2023 independent film

Unidentified Objects is a 2023 black comedy science-fiction road movie directed by Juan Felipe Zuleta in his feature film debut and starring Matthew August Jeffers, Sarah Hay, and Roberta Colindrez.

It had its world premiere at Inside Out, and received a limited release on June 2, 2023, prior to video on demand on June 9, 2023.

== Cast ==

- Matthew August Jeffers as Peter Hobbes
- Sarah Hay as Winona Jordan
- Roberta Colindrez as Lola Nelson
- Hamish Allan-Headley as The Handsome Stranger
- Tara Pacheco as Sadie
- Kerry Flanagan as Suzie
- Roy Abramsohn as Cliff
- Elliot Frances Flynn as Abigail
- John Ryan Benavides as Nico

== Reception ==

=== Critical Response ===
On the review aggregator website Rotten Tomatoes, the film has an approval rating of 86% based on 21 reviews.

San Francisco Magazine wrote that Unidentified Objects is "an unexpectedly funny, devastatingly authentic, philosophically stimulating experience wholly unique in the contemporary cinematic terrain" and "sure to become an indie cult classic."

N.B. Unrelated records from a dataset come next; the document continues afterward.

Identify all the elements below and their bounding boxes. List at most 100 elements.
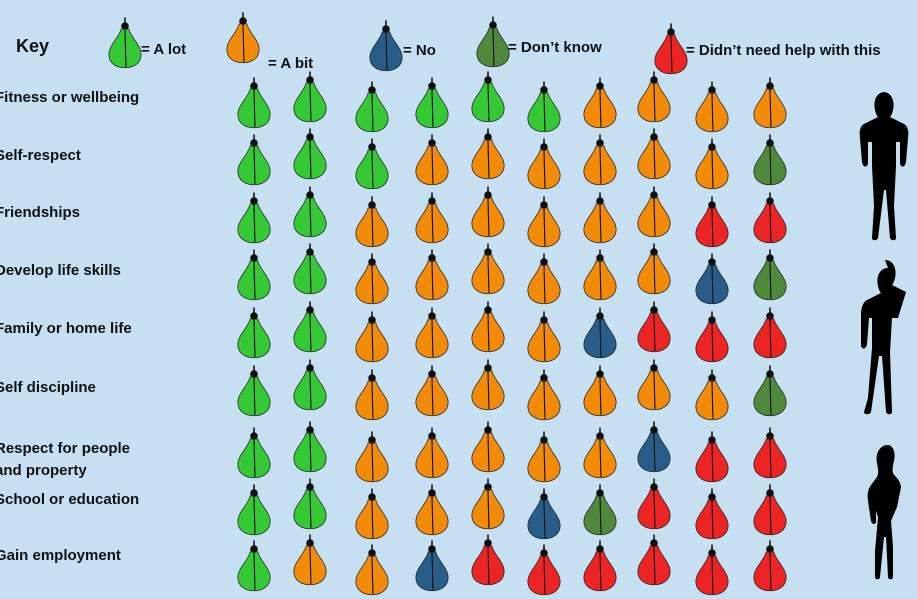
bulb-cap: [250, 254, 258, 262]
bulb-filament: [487, 371, 490, 409]
key-label: = Didn’t need help with this: [686, 42, 881, 59]
bulb: [527, 253, 561, 305]
bulb-filament: [599, 204, 602, 242]
bulb-filament: [371, 500, 374, 538]
bulb: [527, 196, 561, 248]
bulb: [415, 192, 449, 244]
bulb-filament: [385, 32, 388, 70]
bulb-cap: [484, 248, 492, 256]
bulb-filament: [711, 381, 714, 419]
bulb: [293, 71, 327, 123]
bulb: [355, 369, 389, 421]
bulb: [226, 12, 260, 64]
bulb-filament: [599, 496, 602, 534]
bulb: [654, 23, 688, 75]
bulb-filament: [711, 150, 714, 188]
bulb-cap: [250, 370, 258, 378]
bulb-cap: [484, 133, 492, 141]
bulb-cap: [428, 312, 436, 320]
bulb-filament: [371, 208, 374, 246]
bulb: [237, 540, 271, 592]
bulb: [753, 307, 787, 359]
bulb-cap: [596, 312, 604, 320]
bulb-cap: [596, 370, 604, 378]
bulb: [695, 311, 729, 363]
bulb: [476, 16, 510, 68]
bulb-filament: [431, 319, 434, 357]
bulb-cap: [650, 483, 658, 491]
bulb: [237, 307, 271, 359]
bulb-filament: [653, 198, 656, 236]
bulb: [753, 249, 787, 301]
bulb-cap: [306, 539, 314, 547]
bulb: [355, 253, 389, 305]
bulb-cap: [650, 306, 658, 314]
bulb: [471, 421, 505, 473]
bulb-filament: [253, 319, 256, 357]
bulb-cap: [368, 436, 376, 444]
bulb: [583, 307, 617, 359]
bulb-cap: [596, 82, 604, 90]
bulb-cap: [766, 489, 774, 497]
bulb-cap: [540, 258, 548, 266]
bulb-cap: [540, 436, 548, 444]
bulb: [637, 478, 671, 530]
bulb-filament: [371, 93, 374, 131]
bulb-filament: [371, 265, 374, 303]
bulb: [695, 81, 729, 133]
bulb-filament: [769, 146, 772, 184]
bulb-filament: [487, 546, 490, 584]
bulb: [355, 311, 389, 363]
bulb-filament: [487, 140, 490, 178]
bulb-filament: [653, 255, 656, 293]
bulb-filament: [492, 28, 495, 66]
bulb-cap: [428, 139, 436, 147]
bulb-filament: [653, 83, 656, 121]
bulb-cap: [428, 432, 436, 440]
bulb-filament: [599, 261, 602, 299]
bulb: [415, 77, 449, 129]
bulb-filament: [653, 490, 656, 528]
bulb: [471, 186, 505, 238]
row-label: and property: [0, 462, 87, 479]
bulb-filament: [253, 204, 256, 242]
bulb: [293, 128, 327, 180]
bulb: [369, 20, 403, 72]
bulb-filament: [653, 546, 656, 584]
bulb: [355, 488, 389, 540]
bulb-filament: [711, 323, 714, 361]
bulb-filament: [769, 439, 772, 477]
bulb-cap: [382, 25, 390, 33]
bulb-cap: [766, 82, 774, 90]
bulb-cap: [428, 254, 436, 262]
bulb-cap: [306, 248, 314, 256]
bulb-filament: [253, 496, 256, 534]
bulb: [355, 196, 389, 248]
bulb-cap: [250, 489, 258, 497]
bulb-cap: [540, 316, 548, 324]
bulb-filament: [253, 377, 256, 415]
bulb-filament: [371, 443, 374, 481]
bulb: [293, 421, 327, 473]
bulb-cap: [484, 483, 492, 491]
bulb-cap: [596, 139, 604, 147]
bulb: [583, 192, 617, 244]
bulb: [695, 488, 729, 540]
bulb: [237, 249, 271, 301]
bulb: [471, 534, 505, 586]
bulb-filament: [711, 443, 714, 481]
bulb: [355, 138, 389, 190]
bulb-filament: [711, 93, 714, 131]
bulb-filament: [653, 433, 656, 471]
bulb: [471, 359, 505, 411]
bulb-cap: [428, 82, 436, 90]
bulb-filament: [769, 377, 772, 415]
bulb: [527, 488, 561, 540]
bulb: [415, 249, 449, 301]
bulb-cap: [484, 539, 492, 547]
bulb-filament: [769, 552, 772, 590]
bulb-filament: [253, 146, 256, 184]
bulb: [293, 534, 327, 586]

“Every now and then," writes Afterbuzz, "a film is released that captivates an audience from beginning to end, and Unidentified Objects is that film.” Afterbuzz also describes Unidentified Objects as a "masterpiece." Screen Rant called the film "thoughtful, jarring, and intimate," with "lovely performances by Matthew Jeffers and Sarah Hay."

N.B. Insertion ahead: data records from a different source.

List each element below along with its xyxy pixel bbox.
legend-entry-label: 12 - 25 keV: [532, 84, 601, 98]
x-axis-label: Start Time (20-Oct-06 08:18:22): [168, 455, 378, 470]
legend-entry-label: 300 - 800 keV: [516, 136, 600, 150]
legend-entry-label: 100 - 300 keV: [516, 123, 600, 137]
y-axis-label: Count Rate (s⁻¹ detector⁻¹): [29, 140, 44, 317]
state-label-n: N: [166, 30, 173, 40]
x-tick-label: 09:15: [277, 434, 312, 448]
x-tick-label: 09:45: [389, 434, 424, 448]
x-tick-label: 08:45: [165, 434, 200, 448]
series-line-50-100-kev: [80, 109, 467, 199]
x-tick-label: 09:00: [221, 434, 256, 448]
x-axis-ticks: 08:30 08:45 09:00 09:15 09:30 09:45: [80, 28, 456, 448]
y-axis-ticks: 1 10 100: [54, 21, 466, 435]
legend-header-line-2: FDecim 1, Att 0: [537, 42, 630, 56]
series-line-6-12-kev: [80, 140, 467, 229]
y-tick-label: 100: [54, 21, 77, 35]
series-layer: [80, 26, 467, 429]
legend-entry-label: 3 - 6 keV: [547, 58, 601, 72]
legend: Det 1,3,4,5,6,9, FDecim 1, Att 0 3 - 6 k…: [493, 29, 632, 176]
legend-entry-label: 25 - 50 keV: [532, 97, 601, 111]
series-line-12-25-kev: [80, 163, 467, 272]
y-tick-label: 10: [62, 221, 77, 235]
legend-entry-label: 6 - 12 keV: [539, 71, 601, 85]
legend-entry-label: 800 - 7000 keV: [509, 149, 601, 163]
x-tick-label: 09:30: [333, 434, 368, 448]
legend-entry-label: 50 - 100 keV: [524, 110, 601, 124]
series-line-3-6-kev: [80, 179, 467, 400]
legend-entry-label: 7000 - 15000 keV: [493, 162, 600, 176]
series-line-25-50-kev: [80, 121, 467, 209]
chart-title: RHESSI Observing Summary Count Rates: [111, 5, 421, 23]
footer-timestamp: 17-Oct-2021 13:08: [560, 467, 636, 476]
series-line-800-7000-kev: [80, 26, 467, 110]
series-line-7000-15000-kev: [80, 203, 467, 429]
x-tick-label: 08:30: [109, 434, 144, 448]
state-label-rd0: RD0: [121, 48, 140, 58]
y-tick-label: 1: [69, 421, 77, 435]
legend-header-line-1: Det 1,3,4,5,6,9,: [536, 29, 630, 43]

In a more mixed review for the Observer, Rex Reed described it as an "oddball curio" and added "This one is certainly different. That doesn’t mean it’s good. It’s just different."

=== Accolades ===
Unidentified Objects received the Audience Award for Best Narrative Feature and the Grand Jury Prize for Outstanding Performance in a North American Narrative Feature for Matthew August Jeffers at Outfest 2022.

=== Release ===
Unidentified Objects screened at Sitges, Fantastic Fest, BFI Flair, Bentonville Film Festival, and Outfest, where it won Best Narrative Feature and Outstanding Performance for Matthew August Jeffers.

It was acquired and released in North America by Quiver Distribution in June 2023.